AWS : The different types of Databases
First and foremost, thank you to all who have been following along with this series. I’ve been creating blogs based off of what I’ve learned every week about AWS. I’d love to know what your experience is with AWS whether you’re learning it or if you’re a cloud practitioner. With that being said, lets get to it!
Databases 101
From my experience with databases(DB) the first thing that comes to mind is an excel sheet. Using SQLite3 and PostgreSQL, I always think of it as a table with columns and rows, where each row is an instance of a particular class and each column is an attribute of the instance. Check out figure 1 to see what I’m talking about!
Relational Databases
In Figure 1, we can see that each row is an instance of a Customer where each customer has a first and last name as well as a birthdate. This is what we call a relational database.

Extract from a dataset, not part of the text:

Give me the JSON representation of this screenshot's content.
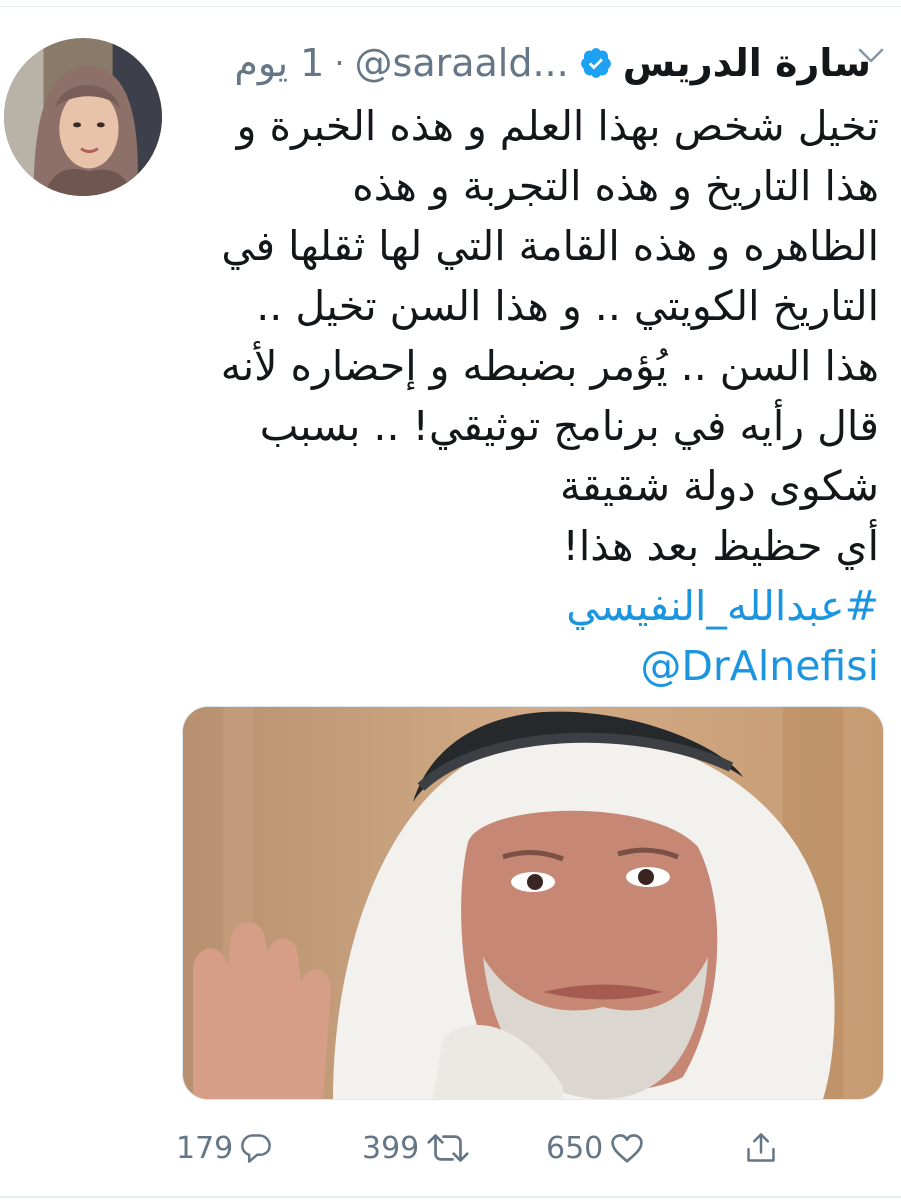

Relational Databases for AWS (RDS) come in different forms
- SQL Server
- Oracle
- MySQL Server
- PostgreSQL
- Aurora
- MariaDB
The incredible features that RDS offers is that they are held in multiple Available Zones and have Read Replicas.
Read Replicas are copies of your production database. This sends an EC2 instance to read from replicas rather than from production database so that you mitigate performance hits.
Multiple Availability Zones can be primarily used as a preventative measure for any catastrophic event. If something happens to your primary database, you’ll have others that mitigate what would have been a major setback and in that way, aids in faster disaster recovery.
Relational Databases are best used where data integrity is important!
Non-Relational Database
Also called NoSQL DB’s are best used for unstructured or semi-structured data, content management, in-depth data analysis, and rapid prototyping. They are grouped into four categories.
Key Value Stores == Fields
Column Stores == Rows
Document Stores == Table
Graph Stores
Unlike relational databases, columns inside the document store vary and do not effect the other rows.
Why does any of this matter?
Well, in short sometimes a company will want information that would be considered far too complex for a relational table to handle. Think about purchasing a flight to destination B through jetBlue. Each transaction involves an individual database record made up of multiple fields or columns. Now let’s say jetBlue wants information on their year-to-year financial performance. This would benefit from a query to a non-relational database.
OLAP and OLTP
Online Transaction Processing(OLTP) —
is a category of data processing that involves transaction-oriented tasks. It involves updating, inserting, or deleting small bits of data inside of a database.
OLTP handles a large amount of small transactions, simple queries, and are based on INSERT, DELETE, and UPDATE operations.
In short, relational databases are best for OLTP.
Online Analytics Processing(OLAP) —
is another category of data processing that facilitates business intelligence. This for of processing data deals with the bigger picture. For example, a company may want business reporting on sales, marketing, budgeting, and financial reporting.
OLAP handles large volumes of data with complex queries, and are based on SELECT commands for reporting.
In short, non-relational databases are best for OLAP.
Data Warehousing
Think about the software querying the database. It’s going to have a massive performance hit on the database and that’s why data warehousing was created. It allows for online analytics processing away form your primary database.
This is used for business intelligence to pull large datasets used by management to do queries on data. Amazons Data Warehousing solution is called Redshift.
ElastiCache
Lastly, another one of amazon’s database products is ElastiCache. It is a web service that makes it easy to deploy, operate, and scale an in-memory cache in the cloud. This improves performance of web apps by allowing you to retrieve info from in-memory cache instead of relying entirely on disk-based databases.
Think about Amazon’s landing page and how many people occupy that space at any given moment. It wouldn’t make sense for the web servers to query the same database as many times as there are people on the landing page. So instead of querying the database, it queries ElastiCache that caches the most common queries and take away the load from the primary database.
Elastic-Cache comes in two cacheing engines:
1. Memcached
2. Redis
In short, ElastiCache is a caching engine in the cloud for the most common queries and will take a big load off the production database. For what I’m studying, I do not need to go in detail about these two engines but if you’d like to learn more about it, please let me know and I’ll do my best to explain it.
That is all for this weeks blog! So far, I’m really enjoying this series because writing about it really challenges my understanding of the topic. Right now I don’t feel like a master at AWS but I know more today than I did yesterday (-pats back-)and that’s all that matters. As always, happy coding!